"People are struggling amid still-heavy debt loads, stagnant income and high unemployment," says Greg McBride, CFA, senior financial analyst at Bankrate.com. "Many people are feeling a complete lack of financial progress."
The findings show little to no improvement in the financial lives of Americans when compared with a similar survey from one year ago. At that time, 32 percent said staying current on bills was their top financial priority, and 23 percent cited paying down debt.
But isn't the economy improving?
The unemployment rate for October was 7.3 percent, down from 7.9 percent a year ago. The economy added an average of 202,000 jobs per month from August to October of this year. These are signs that the labor market is strengthening, but the average U.S. worker doesn't seem to have benefited much from these recent gains.
"People lose jobs, and when they get back to the workforce they often end up with a job that pays less," explains Terrance Odean, professor of finance at the Haas School of Business at the University of California at Berkeley. "The simple but big answer to why more people are reporting they are struggling to keep afloat is because for most people -- at least to those in the middle -- incomes have dropped."
As the economy chugs along, the most current Census data show that the median income for American households is 8 percent below what it was in 2007, before the recession hit.
"Let's face it, it's tougher to keep abreast when you are making less money," Odean says.

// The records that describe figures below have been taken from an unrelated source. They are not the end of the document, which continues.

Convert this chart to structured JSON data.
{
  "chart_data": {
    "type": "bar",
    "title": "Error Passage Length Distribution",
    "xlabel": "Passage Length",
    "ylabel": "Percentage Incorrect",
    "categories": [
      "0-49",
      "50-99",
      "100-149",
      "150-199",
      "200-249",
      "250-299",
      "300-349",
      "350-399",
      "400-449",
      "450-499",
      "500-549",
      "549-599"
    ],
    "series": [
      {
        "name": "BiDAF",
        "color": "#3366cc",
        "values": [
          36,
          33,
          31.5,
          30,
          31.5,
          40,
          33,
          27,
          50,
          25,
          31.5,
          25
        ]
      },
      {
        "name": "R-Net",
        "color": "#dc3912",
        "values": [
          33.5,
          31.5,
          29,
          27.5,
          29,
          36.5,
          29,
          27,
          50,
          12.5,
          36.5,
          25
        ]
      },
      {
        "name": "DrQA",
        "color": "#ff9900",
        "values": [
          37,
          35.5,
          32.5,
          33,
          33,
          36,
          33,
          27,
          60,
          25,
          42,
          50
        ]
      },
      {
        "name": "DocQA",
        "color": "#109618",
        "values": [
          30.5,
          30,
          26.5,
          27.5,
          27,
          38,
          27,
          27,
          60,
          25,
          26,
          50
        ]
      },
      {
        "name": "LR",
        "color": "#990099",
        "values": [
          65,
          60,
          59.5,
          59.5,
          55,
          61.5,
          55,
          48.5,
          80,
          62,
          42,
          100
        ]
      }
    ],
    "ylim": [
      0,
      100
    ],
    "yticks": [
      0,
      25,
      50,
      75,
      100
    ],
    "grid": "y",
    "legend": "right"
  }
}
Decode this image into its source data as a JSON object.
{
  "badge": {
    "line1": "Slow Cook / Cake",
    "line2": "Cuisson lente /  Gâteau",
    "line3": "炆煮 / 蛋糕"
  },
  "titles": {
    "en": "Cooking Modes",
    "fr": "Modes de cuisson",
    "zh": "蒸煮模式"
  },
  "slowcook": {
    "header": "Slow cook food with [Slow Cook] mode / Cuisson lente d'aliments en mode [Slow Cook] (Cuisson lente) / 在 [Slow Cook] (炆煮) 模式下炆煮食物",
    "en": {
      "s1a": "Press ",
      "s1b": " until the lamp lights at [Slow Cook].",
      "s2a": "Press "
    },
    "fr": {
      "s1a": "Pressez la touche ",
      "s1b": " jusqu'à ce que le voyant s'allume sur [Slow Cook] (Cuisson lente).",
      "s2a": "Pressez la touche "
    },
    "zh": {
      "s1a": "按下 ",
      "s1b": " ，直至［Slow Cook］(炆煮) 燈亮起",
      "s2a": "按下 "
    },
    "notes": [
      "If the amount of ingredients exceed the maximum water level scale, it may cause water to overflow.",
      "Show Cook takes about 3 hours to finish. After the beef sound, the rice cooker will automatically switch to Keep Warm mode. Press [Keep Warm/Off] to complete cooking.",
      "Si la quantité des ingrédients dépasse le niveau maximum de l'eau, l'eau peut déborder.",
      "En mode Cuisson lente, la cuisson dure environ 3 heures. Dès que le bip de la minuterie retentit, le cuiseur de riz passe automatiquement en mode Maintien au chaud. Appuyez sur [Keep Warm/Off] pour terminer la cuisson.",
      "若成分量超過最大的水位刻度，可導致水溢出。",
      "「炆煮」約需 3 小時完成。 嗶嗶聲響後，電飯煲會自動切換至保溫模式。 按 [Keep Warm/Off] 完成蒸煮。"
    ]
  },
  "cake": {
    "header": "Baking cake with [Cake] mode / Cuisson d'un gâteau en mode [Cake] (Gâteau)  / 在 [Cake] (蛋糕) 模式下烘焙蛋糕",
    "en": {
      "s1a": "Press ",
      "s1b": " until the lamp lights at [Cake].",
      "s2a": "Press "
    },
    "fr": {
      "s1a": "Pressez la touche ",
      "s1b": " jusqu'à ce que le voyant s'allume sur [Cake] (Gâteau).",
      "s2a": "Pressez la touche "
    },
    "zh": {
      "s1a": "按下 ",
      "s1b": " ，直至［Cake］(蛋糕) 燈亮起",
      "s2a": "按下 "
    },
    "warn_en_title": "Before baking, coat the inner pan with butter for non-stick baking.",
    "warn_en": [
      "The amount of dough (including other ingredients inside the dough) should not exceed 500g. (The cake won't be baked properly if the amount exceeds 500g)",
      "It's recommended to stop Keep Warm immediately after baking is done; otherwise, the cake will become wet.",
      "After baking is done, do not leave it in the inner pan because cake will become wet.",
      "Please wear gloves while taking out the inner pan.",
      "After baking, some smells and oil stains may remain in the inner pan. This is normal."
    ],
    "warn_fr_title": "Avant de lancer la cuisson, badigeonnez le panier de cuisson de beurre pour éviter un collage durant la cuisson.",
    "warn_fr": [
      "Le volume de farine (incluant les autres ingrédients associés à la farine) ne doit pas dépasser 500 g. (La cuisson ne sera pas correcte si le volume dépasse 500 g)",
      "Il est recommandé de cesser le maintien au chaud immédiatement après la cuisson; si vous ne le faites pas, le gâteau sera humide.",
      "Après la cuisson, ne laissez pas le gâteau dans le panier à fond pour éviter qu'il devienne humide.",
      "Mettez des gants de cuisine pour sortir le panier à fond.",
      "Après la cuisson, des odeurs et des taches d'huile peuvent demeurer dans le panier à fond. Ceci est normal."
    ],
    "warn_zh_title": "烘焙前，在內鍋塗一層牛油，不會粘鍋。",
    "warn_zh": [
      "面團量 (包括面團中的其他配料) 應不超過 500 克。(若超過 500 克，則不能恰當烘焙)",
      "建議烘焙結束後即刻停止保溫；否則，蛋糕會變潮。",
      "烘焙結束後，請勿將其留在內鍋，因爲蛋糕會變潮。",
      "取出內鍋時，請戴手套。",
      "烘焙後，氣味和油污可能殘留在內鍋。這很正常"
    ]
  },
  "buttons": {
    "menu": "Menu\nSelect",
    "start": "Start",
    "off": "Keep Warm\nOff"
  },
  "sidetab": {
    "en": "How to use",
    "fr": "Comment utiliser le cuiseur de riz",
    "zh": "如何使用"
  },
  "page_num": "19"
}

That's especially a problem for lower-income consumers. Not surprisingly, more than half of those in the survey who reported earning less than $30,000 say they are most focused on paying bills.
The Financial Security Index survey questioned more than 1,000 respondents with mixed income levels.
About 29 percent of those who reported making at least $75,000 say their priority is paying down debt.
"People do not have the income to support their current debt obligations," says Gail Cunningham, a spokeswoman for the National Foundation for Credit Counseling. "Back years ago, when people were living large, they created a lifestyle that their income could not support, but I don't think that's going on anymore. These respondents are probably doing the best they can."
Should you pay down credit cards or save?
One positive finding in the survey is that nearly one-fifth of the respondents -- 18 percent -- say saving is their main financial priority.
"Hats off to those people who have their financial ducks in a row," Cunningham says.
The desire to save seems particularly strong among young consumers. Saving is the top priority for 27 percent of respondents under age 30, higher than any other age group.
"Saving today, especially when young, is critically important to financial security in future years," McBride says.
Consumers who don't have a rainy day fund should set aside some money every month to build up their savings even if they have credit card debt, Cunningham adds.
"The question I get so often is, 'I have a little extra money. Should I pay down debt or save?' The answer is: Both. You are on a very slippery financial rope if you have zero savings."
Being too giving
But for those who can barely afford to keep up with paying bills, saving money may seem nearly impossible. That's especially the case with those who say they're giving relatives financial help, in addition to supporting themselves.
About 12 percent of the respondents in the survey say their top financial priority is to provide financial assistance to family members or friends.
"That's a huge number, and we see it in real life all the time," says Cunningham. "It underscores lots of other problems we have, such as young people graduating and not being able to find a job, so they are moving back in with the parents. The parents are caring for young adults and sometimes their own parents. It's a big drain on people's finances."